Slow cooked Leg of lamb (rare) covered with salt, pepper, garlic and fresh rosemary. Served with real mint jelly. Second place are beef short ribs sautéed for a couple of hours in a mixture of applejuice and believe it or not: grape jelly plus other spices I can not remember right now. Fall off the bone tender. Served on a bed of egg noodles, yum…..
 
Here in La. we eat just about anything that walks, crawls, hops, slithers, rolls, etc.
About 2.5 years ago my cousin was having a birthday bbq for one of his daughters. I was looking at what he was grilling and he asked if I wanted to try some Nutria. Man, if it's a meat-by product, you bet! He first gave me a piece with nothing on it but grill marks. WOW! Was it ever good! It's a semi white/dark meat that somewhat tastes similar to squirrel. It also has a texture similar to squirrel. I have eaten it a few times at other relatives and friends' houses, and I have to say that it's very good. I think most here might like it if they tried it.
 
prime rib and rib eye steak are my favorite beef cuts. Second would be smoked ribs and chicken. Third grilled salmon with a maple glaze.

really not fussy at all!

just my $0.02
 
Here in La. we eat just about anything that walks, crawls, hops, slithers, rolls, etc.
About 2.5 years ago my cousin was having a birthday bbq for one of his daughters. I was looking at what he was grilling and he asked if I wanted to try some Nutria. Man, if it's a meat-by product, you bet! He first gave me a piece with nothing on it but grill marks. WOW! Was it ever good! It's a semi white/dark meat that somewhat tastes similar to squirrel. It also has a texture similar to squirrel. I have eaten it a few times at other relatives and friends' houses, and I have to say that it's very good. I think most here might like it if they tried it.

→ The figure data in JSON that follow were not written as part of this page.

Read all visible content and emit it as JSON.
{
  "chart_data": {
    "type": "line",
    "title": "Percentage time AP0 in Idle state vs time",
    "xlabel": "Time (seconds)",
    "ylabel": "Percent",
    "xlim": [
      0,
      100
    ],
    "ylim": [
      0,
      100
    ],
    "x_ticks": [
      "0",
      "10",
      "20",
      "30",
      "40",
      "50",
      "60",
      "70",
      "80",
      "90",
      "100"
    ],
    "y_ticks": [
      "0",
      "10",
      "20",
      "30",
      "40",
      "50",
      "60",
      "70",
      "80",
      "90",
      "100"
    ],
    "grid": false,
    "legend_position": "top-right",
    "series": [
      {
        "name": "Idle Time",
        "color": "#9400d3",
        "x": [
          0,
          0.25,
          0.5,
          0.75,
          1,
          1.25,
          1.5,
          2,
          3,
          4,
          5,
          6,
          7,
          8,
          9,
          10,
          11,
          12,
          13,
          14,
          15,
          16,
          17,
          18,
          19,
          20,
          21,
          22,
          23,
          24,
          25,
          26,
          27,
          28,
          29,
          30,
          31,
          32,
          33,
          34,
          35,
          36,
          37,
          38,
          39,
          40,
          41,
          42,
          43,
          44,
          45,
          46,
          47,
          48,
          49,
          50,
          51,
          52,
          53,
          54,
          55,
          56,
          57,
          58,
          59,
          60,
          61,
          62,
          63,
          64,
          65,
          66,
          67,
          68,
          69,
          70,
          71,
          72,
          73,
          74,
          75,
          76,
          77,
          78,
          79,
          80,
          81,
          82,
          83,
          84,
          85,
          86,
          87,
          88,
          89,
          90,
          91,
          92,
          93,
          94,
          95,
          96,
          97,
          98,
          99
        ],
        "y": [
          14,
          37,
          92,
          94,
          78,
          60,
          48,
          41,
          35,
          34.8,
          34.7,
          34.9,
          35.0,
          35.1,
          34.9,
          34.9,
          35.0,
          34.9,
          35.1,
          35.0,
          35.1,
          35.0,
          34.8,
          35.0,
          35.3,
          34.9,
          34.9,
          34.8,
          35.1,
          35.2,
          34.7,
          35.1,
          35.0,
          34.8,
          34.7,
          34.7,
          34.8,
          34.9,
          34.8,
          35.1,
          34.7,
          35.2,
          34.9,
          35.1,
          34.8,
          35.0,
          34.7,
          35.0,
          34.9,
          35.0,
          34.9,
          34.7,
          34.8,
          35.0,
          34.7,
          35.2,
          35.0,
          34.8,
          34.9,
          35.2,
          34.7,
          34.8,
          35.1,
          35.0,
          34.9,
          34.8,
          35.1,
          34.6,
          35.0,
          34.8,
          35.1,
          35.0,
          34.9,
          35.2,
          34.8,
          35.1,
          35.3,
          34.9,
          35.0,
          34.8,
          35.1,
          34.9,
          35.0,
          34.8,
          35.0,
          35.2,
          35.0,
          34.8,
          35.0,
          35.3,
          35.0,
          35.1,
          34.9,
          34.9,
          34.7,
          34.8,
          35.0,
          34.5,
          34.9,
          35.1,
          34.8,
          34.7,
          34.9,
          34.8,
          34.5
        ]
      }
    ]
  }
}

We've got a problem with those in California. Anyone with a hunting license is free to kill one any at time as long as it's done within hunting rules such as required permission of landowners.
 
A well prepared ribeye is hard to beat. Same with a nice prime rib. I cooked a brisket for New Years Eve, and had friends over to share it with. Loaded with flavor. Then some well prepared pork ribs are so tasty.

I don't know that I could say that any one is my absolute favorite. But I suspect that my wife and I do enjoy a nice ribeye more than most of the others.
 
Think about the topic some more the only meat that I will definitely order if I see it on a menu is duck, usually with an orange glaze. A far second is Chinese Peking duck, served with the proper pancake, hoisin sauce and scallions. After that it’s a fresh ham, salt pepper and garlic done so that the skin is so crispy that it snaps in half when you bend it. God I’m hungry now!